With East of Berlin, premièred at the Tarragon Theatre in 2007, Moscovitch hit her stride as a professional playwright. As she put it, “I had worked out my voice and learned how to structure a play.”

Looking back, she believes that two events catapulted her to her current status as one of Canada’s leading playwrights.

The Russian Play, written when she was a University of Toronto student, was picked up by the Magnetic North Theatre Festival in Ottawa. Shortly afterward, the Tarragon Theatre mounted a production of East of Berlin.

In retrospect, she agrees that these plays were of the utmost importance. “I got offered a bunch of commissions from theatres across Canada,” she said. “I was now on their radar.”

Two of her plays, East of Berlin and The Children’s Republic, have delved into the Holocaust.

Moscovitch, who was brought up Jewish, was drawn to the Holocaust when she was 12. “I was obsessed with it,” she said. “I remember asking my father: how many people is six million?”

East of Berlin, her first foray into this genre and the recipient of the Governor General’s Award nomination, turned on the legacy of the Holocaust and focused on the relationship between the son of a Nazi war criminal and the daughter of an Auschwitz concentration camp survivor.

She submitted The Children’s Republic after writing In This World, which deals with racial and sexual politics, and The Huron Bride, a treatment about the supernatural.

The Children’s Republic, set in the Warsaw Ghetto, was produced in 2009 and was inspired by her visit to Poland as a teenage participant in the March of the Living, an annual educational tour of former extermination camps.

”It had an incalculable effect on me,” she mused. “The Holocaust is never far from my thoughts.
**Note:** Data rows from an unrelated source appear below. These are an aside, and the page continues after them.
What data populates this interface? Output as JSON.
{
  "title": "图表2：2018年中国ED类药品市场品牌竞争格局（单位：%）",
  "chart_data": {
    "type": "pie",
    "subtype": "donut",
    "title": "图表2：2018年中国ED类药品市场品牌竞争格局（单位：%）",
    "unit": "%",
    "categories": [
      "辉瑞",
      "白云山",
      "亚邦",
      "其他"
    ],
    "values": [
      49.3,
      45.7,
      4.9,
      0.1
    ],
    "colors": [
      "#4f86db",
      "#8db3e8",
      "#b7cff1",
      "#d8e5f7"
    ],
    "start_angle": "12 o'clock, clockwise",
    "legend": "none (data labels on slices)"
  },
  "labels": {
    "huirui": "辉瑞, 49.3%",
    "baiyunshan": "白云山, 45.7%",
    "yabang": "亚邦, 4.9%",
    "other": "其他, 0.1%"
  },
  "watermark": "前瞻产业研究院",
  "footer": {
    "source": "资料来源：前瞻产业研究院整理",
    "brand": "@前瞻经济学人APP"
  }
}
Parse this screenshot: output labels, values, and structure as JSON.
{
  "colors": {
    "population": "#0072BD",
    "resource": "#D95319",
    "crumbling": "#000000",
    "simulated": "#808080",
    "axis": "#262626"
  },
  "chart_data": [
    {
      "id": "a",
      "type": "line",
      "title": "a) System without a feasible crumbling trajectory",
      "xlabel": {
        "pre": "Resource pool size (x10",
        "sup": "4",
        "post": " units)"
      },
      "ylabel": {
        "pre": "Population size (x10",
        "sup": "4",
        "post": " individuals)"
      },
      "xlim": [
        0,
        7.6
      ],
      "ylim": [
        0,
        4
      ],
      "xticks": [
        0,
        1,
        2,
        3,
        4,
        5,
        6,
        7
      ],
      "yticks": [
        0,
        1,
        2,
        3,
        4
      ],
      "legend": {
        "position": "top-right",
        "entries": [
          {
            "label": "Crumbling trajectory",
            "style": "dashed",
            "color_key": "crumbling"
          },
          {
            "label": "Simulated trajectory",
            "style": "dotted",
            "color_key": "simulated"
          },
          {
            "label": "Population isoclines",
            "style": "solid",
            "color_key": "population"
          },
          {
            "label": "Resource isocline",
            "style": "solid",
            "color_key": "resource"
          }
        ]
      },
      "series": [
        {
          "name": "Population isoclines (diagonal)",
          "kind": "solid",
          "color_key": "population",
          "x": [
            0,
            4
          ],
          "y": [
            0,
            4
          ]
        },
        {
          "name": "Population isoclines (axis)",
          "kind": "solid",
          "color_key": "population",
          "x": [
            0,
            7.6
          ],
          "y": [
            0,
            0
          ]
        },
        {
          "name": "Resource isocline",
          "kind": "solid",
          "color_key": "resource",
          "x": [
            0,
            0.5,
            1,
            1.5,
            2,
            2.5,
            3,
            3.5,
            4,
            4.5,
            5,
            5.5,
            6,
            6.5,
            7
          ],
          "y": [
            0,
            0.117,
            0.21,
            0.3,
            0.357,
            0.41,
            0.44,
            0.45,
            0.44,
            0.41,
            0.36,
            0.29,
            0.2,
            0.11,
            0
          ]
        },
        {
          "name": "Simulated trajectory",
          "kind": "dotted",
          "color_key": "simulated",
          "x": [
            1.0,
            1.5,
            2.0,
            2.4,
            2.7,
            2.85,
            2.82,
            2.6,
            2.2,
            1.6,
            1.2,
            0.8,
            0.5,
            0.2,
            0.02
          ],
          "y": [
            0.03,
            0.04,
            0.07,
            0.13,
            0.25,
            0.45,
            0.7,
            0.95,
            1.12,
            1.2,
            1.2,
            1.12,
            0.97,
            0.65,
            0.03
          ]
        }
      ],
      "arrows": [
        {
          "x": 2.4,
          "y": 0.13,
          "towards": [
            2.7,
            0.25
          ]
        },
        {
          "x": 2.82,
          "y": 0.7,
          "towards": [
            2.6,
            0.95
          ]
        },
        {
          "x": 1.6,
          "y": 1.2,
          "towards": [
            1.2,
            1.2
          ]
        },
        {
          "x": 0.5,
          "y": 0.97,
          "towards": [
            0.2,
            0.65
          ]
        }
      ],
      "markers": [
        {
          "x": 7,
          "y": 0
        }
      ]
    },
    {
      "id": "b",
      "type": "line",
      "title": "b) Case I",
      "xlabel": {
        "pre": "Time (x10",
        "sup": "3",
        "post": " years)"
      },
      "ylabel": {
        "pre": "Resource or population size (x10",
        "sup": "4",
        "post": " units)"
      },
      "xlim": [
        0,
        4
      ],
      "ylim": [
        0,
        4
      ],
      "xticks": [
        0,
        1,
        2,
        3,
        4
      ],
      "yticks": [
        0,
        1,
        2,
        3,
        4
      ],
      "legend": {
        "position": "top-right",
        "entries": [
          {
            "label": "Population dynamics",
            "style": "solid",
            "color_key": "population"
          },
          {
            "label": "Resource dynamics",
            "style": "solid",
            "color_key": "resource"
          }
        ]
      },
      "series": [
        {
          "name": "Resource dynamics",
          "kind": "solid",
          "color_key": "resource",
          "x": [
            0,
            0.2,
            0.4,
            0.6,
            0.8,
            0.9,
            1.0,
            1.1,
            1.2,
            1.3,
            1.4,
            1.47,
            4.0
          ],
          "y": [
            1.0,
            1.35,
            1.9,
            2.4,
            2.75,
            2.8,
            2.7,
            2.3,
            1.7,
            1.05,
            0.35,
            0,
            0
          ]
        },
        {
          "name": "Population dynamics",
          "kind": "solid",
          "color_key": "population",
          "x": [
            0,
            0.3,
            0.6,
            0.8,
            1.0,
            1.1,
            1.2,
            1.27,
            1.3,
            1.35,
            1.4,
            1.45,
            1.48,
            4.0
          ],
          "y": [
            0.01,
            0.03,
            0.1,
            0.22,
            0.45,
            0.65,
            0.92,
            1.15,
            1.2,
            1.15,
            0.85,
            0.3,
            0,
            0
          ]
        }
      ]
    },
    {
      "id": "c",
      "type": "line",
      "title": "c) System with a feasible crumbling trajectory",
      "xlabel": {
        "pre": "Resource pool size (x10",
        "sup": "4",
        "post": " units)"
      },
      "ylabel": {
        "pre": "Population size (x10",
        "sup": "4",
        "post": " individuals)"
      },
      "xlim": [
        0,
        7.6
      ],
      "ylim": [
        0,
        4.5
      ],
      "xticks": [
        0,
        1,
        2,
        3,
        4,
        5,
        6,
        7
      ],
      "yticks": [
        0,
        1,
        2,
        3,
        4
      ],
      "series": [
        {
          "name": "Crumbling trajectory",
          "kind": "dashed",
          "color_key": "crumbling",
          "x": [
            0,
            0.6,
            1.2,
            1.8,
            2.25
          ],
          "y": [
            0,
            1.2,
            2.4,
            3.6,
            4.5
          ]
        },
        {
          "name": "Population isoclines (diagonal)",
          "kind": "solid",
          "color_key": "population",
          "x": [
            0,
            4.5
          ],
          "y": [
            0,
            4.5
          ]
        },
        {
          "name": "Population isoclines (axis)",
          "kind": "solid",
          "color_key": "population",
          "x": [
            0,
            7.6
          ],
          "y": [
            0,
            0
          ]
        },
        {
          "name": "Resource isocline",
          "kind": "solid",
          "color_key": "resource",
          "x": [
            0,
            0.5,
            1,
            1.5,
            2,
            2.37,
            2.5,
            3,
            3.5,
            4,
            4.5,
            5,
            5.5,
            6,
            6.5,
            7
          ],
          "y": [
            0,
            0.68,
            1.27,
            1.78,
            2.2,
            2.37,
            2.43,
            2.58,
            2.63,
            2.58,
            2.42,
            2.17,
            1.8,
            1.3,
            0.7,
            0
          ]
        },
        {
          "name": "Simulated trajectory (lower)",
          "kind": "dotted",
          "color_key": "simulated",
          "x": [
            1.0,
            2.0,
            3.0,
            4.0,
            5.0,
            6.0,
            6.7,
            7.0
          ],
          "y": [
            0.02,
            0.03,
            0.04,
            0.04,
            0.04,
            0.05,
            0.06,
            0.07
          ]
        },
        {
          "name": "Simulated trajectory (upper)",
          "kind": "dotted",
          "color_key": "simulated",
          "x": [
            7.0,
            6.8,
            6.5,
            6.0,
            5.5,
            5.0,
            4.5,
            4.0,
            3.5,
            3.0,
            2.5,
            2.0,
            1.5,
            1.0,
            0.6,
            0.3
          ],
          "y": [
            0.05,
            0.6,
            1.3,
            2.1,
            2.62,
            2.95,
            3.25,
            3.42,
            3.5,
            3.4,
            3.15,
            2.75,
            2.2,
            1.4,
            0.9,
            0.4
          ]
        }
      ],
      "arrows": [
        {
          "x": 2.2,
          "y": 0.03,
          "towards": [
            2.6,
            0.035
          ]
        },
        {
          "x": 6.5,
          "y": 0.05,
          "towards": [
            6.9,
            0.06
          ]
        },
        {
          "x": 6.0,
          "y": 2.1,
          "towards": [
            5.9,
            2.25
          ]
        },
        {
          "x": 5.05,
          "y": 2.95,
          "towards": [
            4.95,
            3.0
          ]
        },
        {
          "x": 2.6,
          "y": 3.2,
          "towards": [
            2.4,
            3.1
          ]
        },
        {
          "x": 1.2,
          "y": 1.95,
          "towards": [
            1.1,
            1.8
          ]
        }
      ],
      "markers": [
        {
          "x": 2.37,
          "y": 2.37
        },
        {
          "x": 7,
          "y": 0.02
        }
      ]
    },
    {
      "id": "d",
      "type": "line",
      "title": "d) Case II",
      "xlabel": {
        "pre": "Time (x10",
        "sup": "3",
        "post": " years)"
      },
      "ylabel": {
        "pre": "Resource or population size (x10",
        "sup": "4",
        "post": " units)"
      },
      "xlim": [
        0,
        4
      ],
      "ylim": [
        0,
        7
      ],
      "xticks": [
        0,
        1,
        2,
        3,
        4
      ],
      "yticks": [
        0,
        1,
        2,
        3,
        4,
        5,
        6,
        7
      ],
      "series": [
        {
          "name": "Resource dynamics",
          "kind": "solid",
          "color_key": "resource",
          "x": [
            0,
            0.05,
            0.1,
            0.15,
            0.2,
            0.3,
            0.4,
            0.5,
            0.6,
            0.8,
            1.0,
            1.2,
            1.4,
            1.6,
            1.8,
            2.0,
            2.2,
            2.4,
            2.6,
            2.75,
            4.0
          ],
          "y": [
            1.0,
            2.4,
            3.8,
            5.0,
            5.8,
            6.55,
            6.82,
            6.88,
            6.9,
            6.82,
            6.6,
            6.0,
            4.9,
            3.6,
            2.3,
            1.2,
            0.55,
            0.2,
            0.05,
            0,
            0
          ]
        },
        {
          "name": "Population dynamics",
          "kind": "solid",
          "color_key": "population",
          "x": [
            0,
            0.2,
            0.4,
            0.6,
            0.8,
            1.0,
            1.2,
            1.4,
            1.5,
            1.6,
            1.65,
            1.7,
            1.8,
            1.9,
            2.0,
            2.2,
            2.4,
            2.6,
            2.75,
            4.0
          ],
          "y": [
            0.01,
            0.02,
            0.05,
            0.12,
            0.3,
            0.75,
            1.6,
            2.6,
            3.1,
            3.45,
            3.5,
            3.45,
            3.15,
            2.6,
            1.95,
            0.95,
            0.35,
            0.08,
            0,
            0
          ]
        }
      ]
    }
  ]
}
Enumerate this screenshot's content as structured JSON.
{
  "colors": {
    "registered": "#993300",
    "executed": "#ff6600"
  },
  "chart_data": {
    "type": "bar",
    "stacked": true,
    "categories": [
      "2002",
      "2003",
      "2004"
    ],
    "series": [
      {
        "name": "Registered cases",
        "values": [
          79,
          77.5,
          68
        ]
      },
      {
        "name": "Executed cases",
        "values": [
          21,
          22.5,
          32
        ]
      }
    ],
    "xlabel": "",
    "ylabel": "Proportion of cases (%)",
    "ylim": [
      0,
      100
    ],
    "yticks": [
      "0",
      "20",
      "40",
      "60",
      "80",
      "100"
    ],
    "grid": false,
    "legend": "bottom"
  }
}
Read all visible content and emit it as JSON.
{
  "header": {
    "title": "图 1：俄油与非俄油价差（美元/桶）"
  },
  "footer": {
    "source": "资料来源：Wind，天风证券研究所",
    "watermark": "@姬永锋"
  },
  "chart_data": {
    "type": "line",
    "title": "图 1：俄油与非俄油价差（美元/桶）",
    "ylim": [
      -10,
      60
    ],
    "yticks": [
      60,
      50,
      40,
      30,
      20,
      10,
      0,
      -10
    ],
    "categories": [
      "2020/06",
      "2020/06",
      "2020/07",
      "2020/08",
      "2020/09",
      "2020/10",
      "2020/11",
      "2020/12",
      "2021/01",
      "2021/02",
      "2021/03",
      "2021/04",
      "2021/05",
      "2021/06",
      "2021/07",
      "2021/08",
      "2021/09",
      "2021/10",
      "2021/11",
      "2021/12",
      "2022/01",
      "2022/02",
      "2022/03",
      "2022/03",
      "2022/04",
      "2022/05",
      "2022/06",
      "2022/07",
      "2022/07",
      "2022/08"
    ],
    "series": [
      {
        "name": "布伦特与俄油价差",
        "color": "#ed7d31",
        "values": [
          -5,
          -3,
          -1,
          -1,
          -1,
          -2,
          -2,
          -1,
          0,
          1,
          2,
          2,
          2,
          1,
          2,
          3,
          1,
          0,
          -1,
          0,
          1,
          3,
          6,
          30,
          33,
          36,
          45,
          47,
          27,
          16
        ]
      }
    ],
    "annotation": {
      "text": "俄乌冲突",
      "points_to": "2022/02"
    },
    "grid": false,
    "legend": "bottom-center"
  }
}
It overshadows my life. I see extremes of human behaviour in the Holocaust.”

Apart from connecting her to such an horrific and unprecedented event, the March of the Living forced Moscovitch to sadly acknowledge that some Jews do not even consider her Jewish.

During the trip to Poland, an Orthodox rabbi pointedly questioned her identity as a Jew. His comments left a bitter taste in her mouth: “I went to Hebrew school. I had a bat mitzvah. We kept kosher. I went to temple. I know all the prayers.”

Since the March of the Living, Moscovitch has adopted an ambivalent approach to her Jewishness. When she was asked whether she considers herself Jewish, she replied, “Yes and no. I identify completely, yet not at all.”

Moscovitch, however, remains deeply Jewish.  She plans to marry her fiancé, the theatre director Christian Barry, with whom she has worked, in a Jewish ceremony. The wedding date is set for the summer of 2014.